Empire benefits from this feeling. When I can’t step back from any particular flood, whether climatological or emotional, I am primed to consume, to blame, to isolate—all responses ripe for exploitation by rapacious corporations, by amoral politicians.
In her commencement address to the College of the Atlantic in 2015, Naomi Klein said:
The hard truth is that the answer to the question “What can I, as an individual, do to stop climate change?” is: nothing. You can’t do anything. In fact, the very idea that we—as atomized individuals, even lots of atomized individuals—could play a significant part in stabilizing the planet’s climate system, or changing the global economy, is objectively nuts. We can only meet this tremendous challenge together.

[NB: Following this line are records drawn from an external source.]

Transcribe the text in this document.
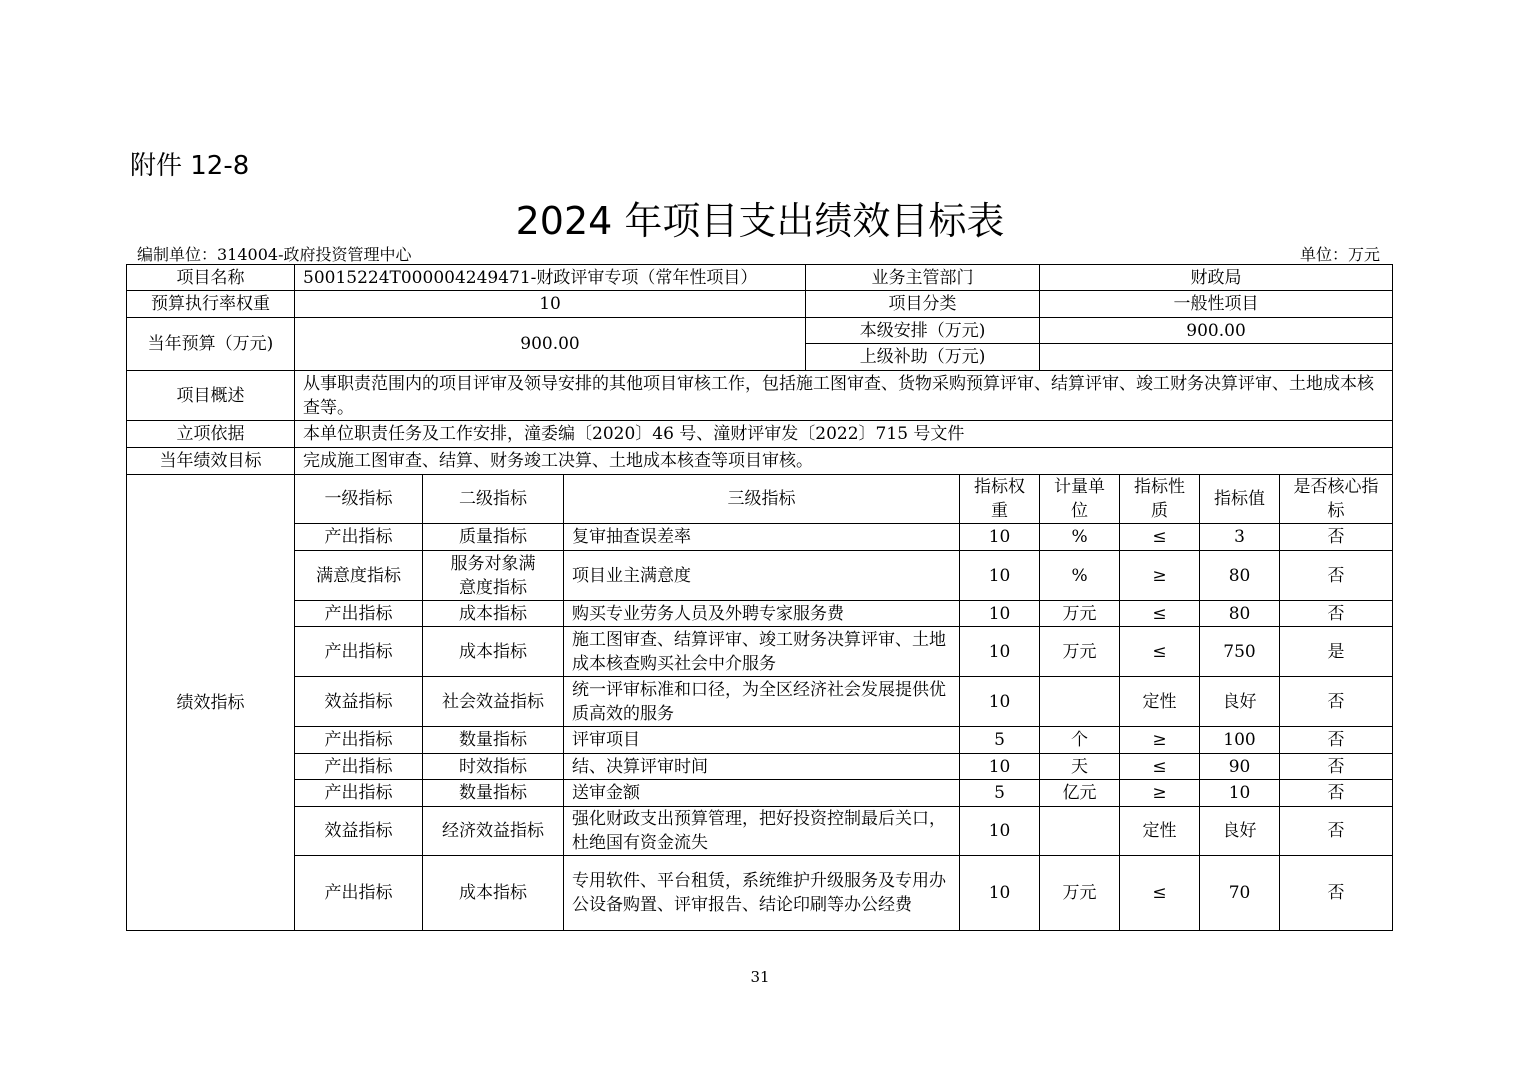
附件 12-8
2024 年项目支出绩效目标表
编制单位：314004-政府投资管理中心	单位：万元
项目名称	50015224T000004249471-财政评审专项（常年性项目）			业务主管部门		财政局			
预算执行率权重	10			项目分类		一般性项目			
当年预算（万元)	900.00			本级安排（万元)		900.00			
				上级补助（万元)					
项目概述	从事职责范围内的项目评审及领导安排的其他项目审核工作，包括施工图审查、货物采购预算评审、结算评审、竣工财务决算评审、土地成本核查等。								
立项依据	本单位职责任务及工作安排，潼委编〔2020〕46 号、潼财评审发〔2022〕715 号文件								
当年绩效目标	完成施工图审查、结算、财务竣工决算、土地成本核查等项目审核。								
绩效指标	一级指标	二级指标	三级指标		指标权重	计量单位	指标性质	指标值	是否核心指标
	产出指标	质量指标	复审抽查误差率		10	%	≤	3	否
	满意度指标	服务对象满意度指标	项目业主满意度		10	%	≥	80	否
	产出指标	成本指标	购买专业劳务人员及外聘专家服务费		10	万元	≤	80	否
	产出指标	成本指标	施工图审查、结算评审、竣工财务决算评审、土地成本核查购买社会中介服务		10	万元	≤	750	是
	效益指标	社会效益指标	统一评审标准和口径，为全区经济社会发展提供优质高效的服务		10		定性	良好	否
	产出指标	数量指标	评审项目		5	个	≥	100	否
	产出指标	时效指标	结、决算评审时间		10	天	≤	90	否
	产出指标	数量指标	送审金额		5	亿元	≥	10	否
	效益指标	经济效益指标	强化财政支出预算管理，把好投资控制最后关口，杜绝国有资金流失		10		定性	良好	否
	产出指标	成本指标	专用软件、平台租赁，系统维护升级服务及专用办公设备购置、评审报告、结论印刷等办公经费		10	万元	≤	70	否
31
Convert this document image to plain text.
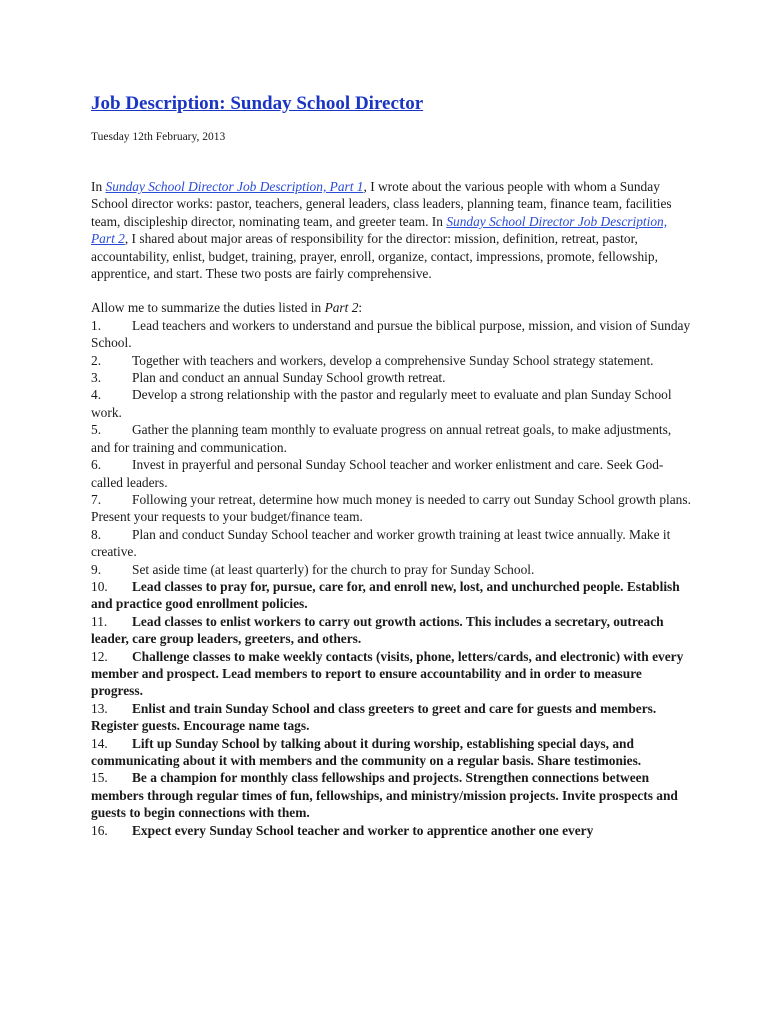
Job Description: Sunday School Director
Tuesday 12th February, 2013

In Sunday School Director Job Description, Part 1, I wrote about the various people with whom a Sunday School director works: pastor, teachers, general leaders, class leaders, planning team, finance team, facilities team, discipleship director, nominating team, and greeter team. In Sunday School Director Job Description, Part 2, I shared about major areas of responsibility for the director: mission, definition, retreat, pastor, accountability, enlist, budget, training, prayer, enroll, organize, contact, impressions, promote, fellowship, apprentice, and start. These two posts are fairly comprehensive.

Allow me to summarize the duties listed in Part 2:

1. Lead teachers and workers to understand and pursue the biblical purpose, mission, and vision of Sunday School.
2. Together with teachers and workers, develop a comprehensive Sunday School strategy statement.
3. Plan and conduct an annual Sunday School growth retreat.
4. Develop a strong relationship with the pastor and regularly meet to evaluate and plan Sunday School work.
5. Gather the planning team monthly to evaluate progress on annual retreat goals, to make adjustments, and for training and communication.
6. Invest in prayerful and personal Sunday School teacher and worker enlistment and care. Seek God-called leaders.
7. Following your retreat, determine how much money is needed to carry out Sunday School growth plans. Present your requests to your budget/finance team.
8. Plan and conduct Sunday School teacher and worker growth training at least twice annually. Make it creative.
9. Set aside time (at least quarterly) for the church to pray for Sunday School.
10. Lead classes to pray for, pursue, care for, and enroll new, lost, and unchurched people. Establish and practice good enrollment policies.
11. Lead classes to enlist workers to carry out growth actions. This includes a secretary, outreach leader, care group leaders, greeters, and others.
12. Challenge classes to make weekly contacts (visits, phone, letters/cards, and electronic) with every member and prospect. Lead members to report to ensure accountability and in order to measure progress.
13. Enlist and train Sunday School and class greeters to greet and care for guests and members. Register guests. Encourage name tags.
14. Lift up Sunday School by talking about it during worship, establishing special days, and communicating about it with members and the community on a regular basis. Share testimonies.
15. Be a champion for monthly class fellowships and projects. Strengthen connections between members through regular times of fun, fellowships, and ministry/mission projects. Invite prospects and guests to begin connections with them.
16. Expect every Sunday School teacher and worker to apprentice another one every
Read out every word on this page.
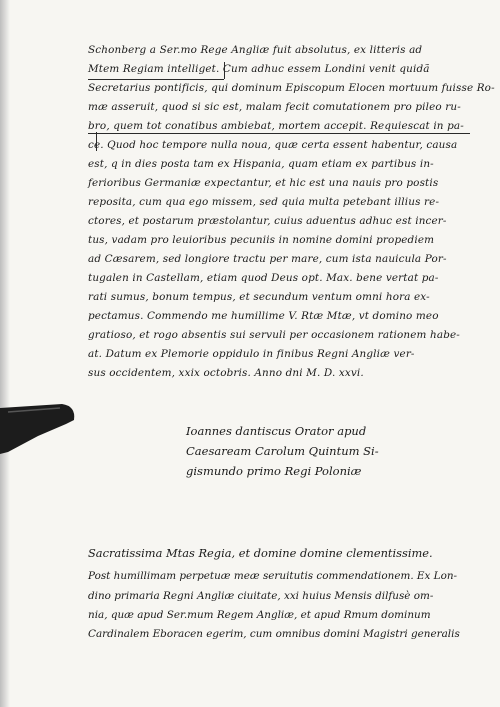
Schonberg a Ser.mo Rege Angliæ fuit absolutus, ex litteris ad
Mtem Regiam intelliget. Cum adhuc essem Londini venit quidã
Secretarius pontificis, qui dominum Episcopum Elocen mortuum fuisse Ro-
mæ asseruit, quod si sic est, malam fecit comutationem pro pileo ru-
bro, quem tot conatibus ambiebat, mortem accepit. Requiescat in pa-
ce. Quod hoc tempore nulla noua, quæ certa essent habentur, causa
est, q in dies posta tam ex Hispania, quam etiam ex partibus in-
ferioribus Germaniæ expectantur, et hic est una nauis pro postis
reposita, cum qua ego missem, sed quia multa petebant illius re-
ctores, et postarum præstolantur, cuius aduentus adhuc est incer-
tus, vadam pro leuioribus pecuniis in nomine domini propediem
ad Cæsarem, sed longiore tractu per mare, cum ista nauicula Por-
tugalen in Castellam, etiam quod Deus opt. Max. bene vertat pa-
rati sumus, bonum tempus, et secundum ventum omni hora ex-
pectamus. Commendo me humillime V. Rtæ Mtæ, vt domino meo
gratioso, et rogo absentis sui servuli per occasionem rationem habe-
at. Datum ex Plemorie oppidulo in finibus Regni Angliæ ver-
sus occidentem, xxix octobris. Anno dni M. D. xxvi.
Ioannes dantiscus Orator apud
Caesaream Carolum Quintum Si-
gismundo primo Regi Poloniæ
Sacratissima Mtas Regia, et domine domine clementissime.
Post humillimam perpetuæ meæ seruitutis commendationem. Ex Lon-
dino primaria Regni Angliæ ciuitate, xxi huius Mensis dilfusè om-
nia, quæ apud Ser.mum Regem Angliæ, et apud Rmum dominum
Cardinalem Eboracen egerim, cum omnibus domini Magistri generalis
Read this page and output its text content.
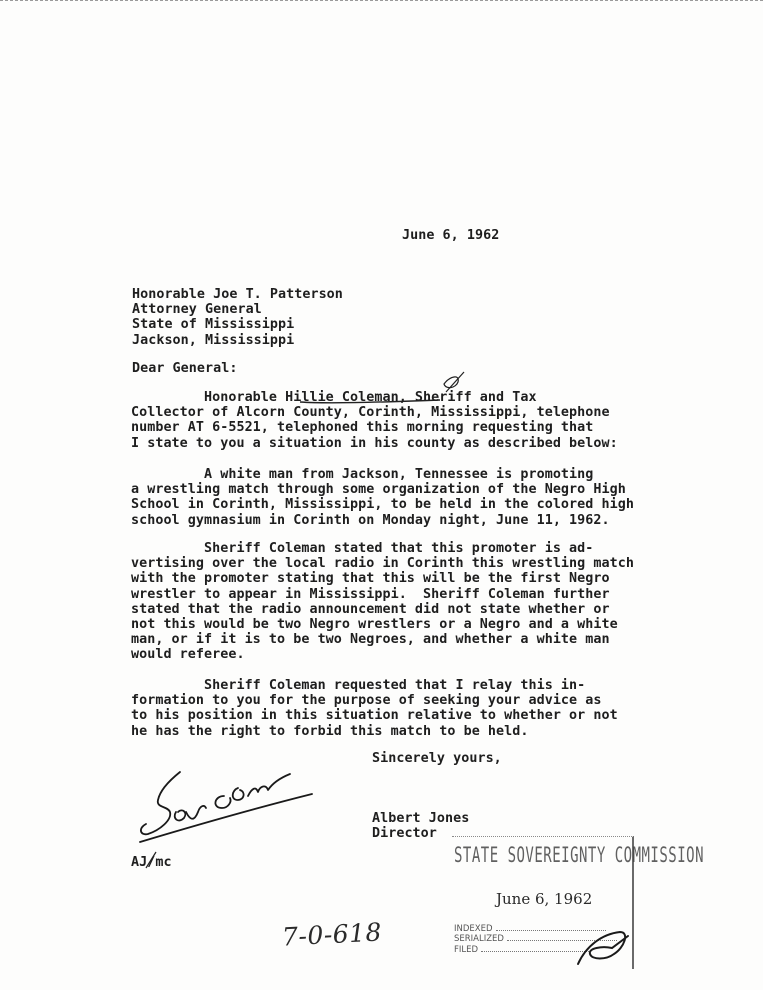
June 6, 1962
Honorable Joe T. Patterson
Attorney General
State of Mississippi
Jackson, Mississippi
Dear General:
Honorable Hillie Coleman, Sheriff and Tax
Collector of Alcorn County, Corinth, Mississippi, telephone
number AT 6-5521, telephoned this morning requesting that
I state to you a situation in his county as described below:
A white man from Jackson, Tennessee is promoting
a wrestling match through some organization of the Negro High
School in Corinth, Mississippi, to be held in the colored high
school gymnasium in Corinth on Monday night, June 11, 1962.
Sheriff Coleman stated that this promoter is ad-
vertising over the local radio in Corinth this wrestling match
with the promoter stating that this will be the first Negro
wrestler to appear in Mississippi.  Sheriff Coleman further
stated that the radio announcement did not state whether or
not this would be two Negro wrestlers or a Negro and a white
man, or if it is to be two Negroes, and whether a white man
would referee.
Sheriff Coleman requested that I relay this in-
formation to you for the purpose of seeking your advice as
to his position in this situation relative to whether or not
he has the right to forbid this match to be held.
Sincerely yours,
Albert Jones
Director
AJ/mc	STATE SOVEREIGNTY COMMISSION
June 6, 1962
INDEXED
SERIALIZED
FILED
7-0-618
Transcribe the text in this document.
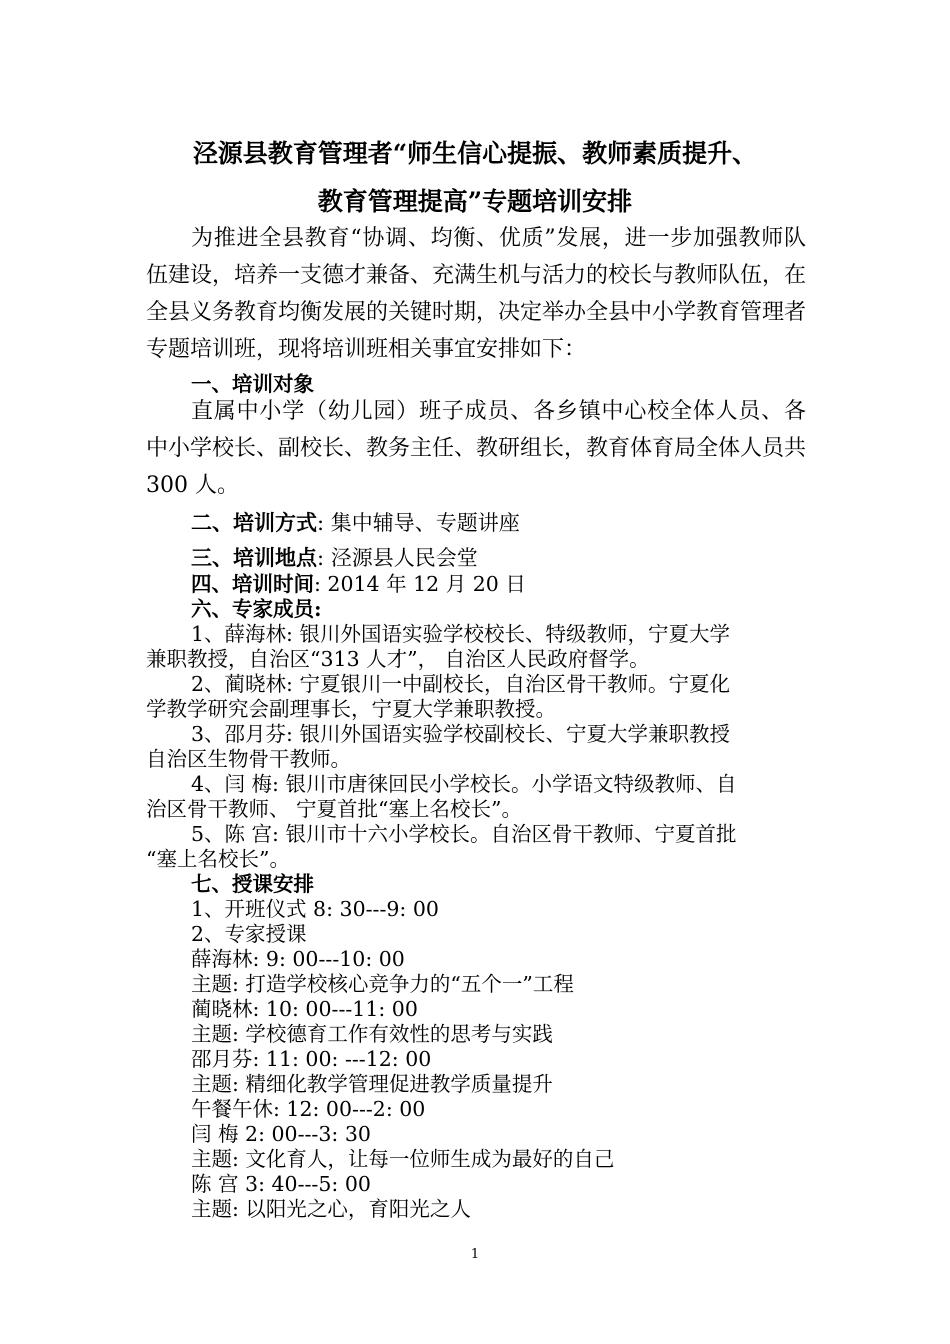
泾源县教育管理者“师生信心提振、教师素质提升、
教育管理提高”专题培训安排
为推进全县教育“协调、均衡、优质”发展，进一步加强教师队伍建设，培养一支德才兼备、充满生机与活力的校长与教师队伍，在全县义务教育均衡发展的关键时期，决定举办全县中小学教育管理者专题培训班，现将培训班相关事宜安排如下：
一、培训对象
直属中小学（幼儿园）班子成员、各乡镇中心校全体人员、各中小学校长、副校长、教务主任、教研组长，教育体育局全体人员共 300 人。
二、培训方式: 集中辅导、专题讲座
三、培训地点: 泾源县人民会堂
四、培训时间: 2014 年 12 月 20 日
六、专家成员:
1、薛海林: 银川外国语实验学校校长、特级教师，宁夏大学
兼职教授，自治区“313 人才”， 自治区人民政府督学。
2、蔺晓林: 宁夏银川一中副校长，自治区骨干教师。宁夏化
学教学研究会副理事长，宁夏大学兼职教授。
3、邵月芬: 银川外国语实验学校副校长、宁夏大学兼职教授
自治区生物骨干教师。
4、闫 梅: 银川市唐徕回民小学校长。小学语文特级教师、自
治区骨干教师、 宁夏首批“塞上名校长”。
5、陈 宫: 银川市十六小学校长。自治区骨干教师、宁夏首批
“塞上名校长”。
七、授课安排
1、开班仪式 8: 30---9: 00
2、专家授课
薛海林: 9: 00---10: 00
主题: 打造学校核心竞争力的“五个一”工程
蔺晓林: 10: 00---11: 00
主题: 学校德育工作有效性的思考与实践
邵月芬: 11: 00: ---12: 00
主题: 精细化教学管理促进教学质量提升
午餐午休: 12: 00---2: 00
闫 梅 2: 00---3: 30
主题: 文化育人，让每一位师生成为最好的自己
陈 宫 3: 40---5: 00
主题: 以阳光之心，育阳光之人
1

As part of a massive and organized global movement.
And in our moments of fear, of doubt, of paralysis, when we remember that we can defy empire, we come together.
***
All of my notes from church this week were about anxiety, which is not what Donna’s sermon was about—except maybe it was, in an oblique way. I think it offered a response to the “why church?” question that more people than ever are asking in 2020—why, when there is so much to do, when our challenges are vast and divergent, when our partnerships need to be more intersectional and ecumenical than ever, do some of us continue to turn to church? Some of us need a container for all that worry, and a place to come together and look upwards. And then I took that thinking into Judson Discovery, our program for prospective members, after service, to continue to answer that question and to hear the answers of others. Because defying empire isn’t a one-person job.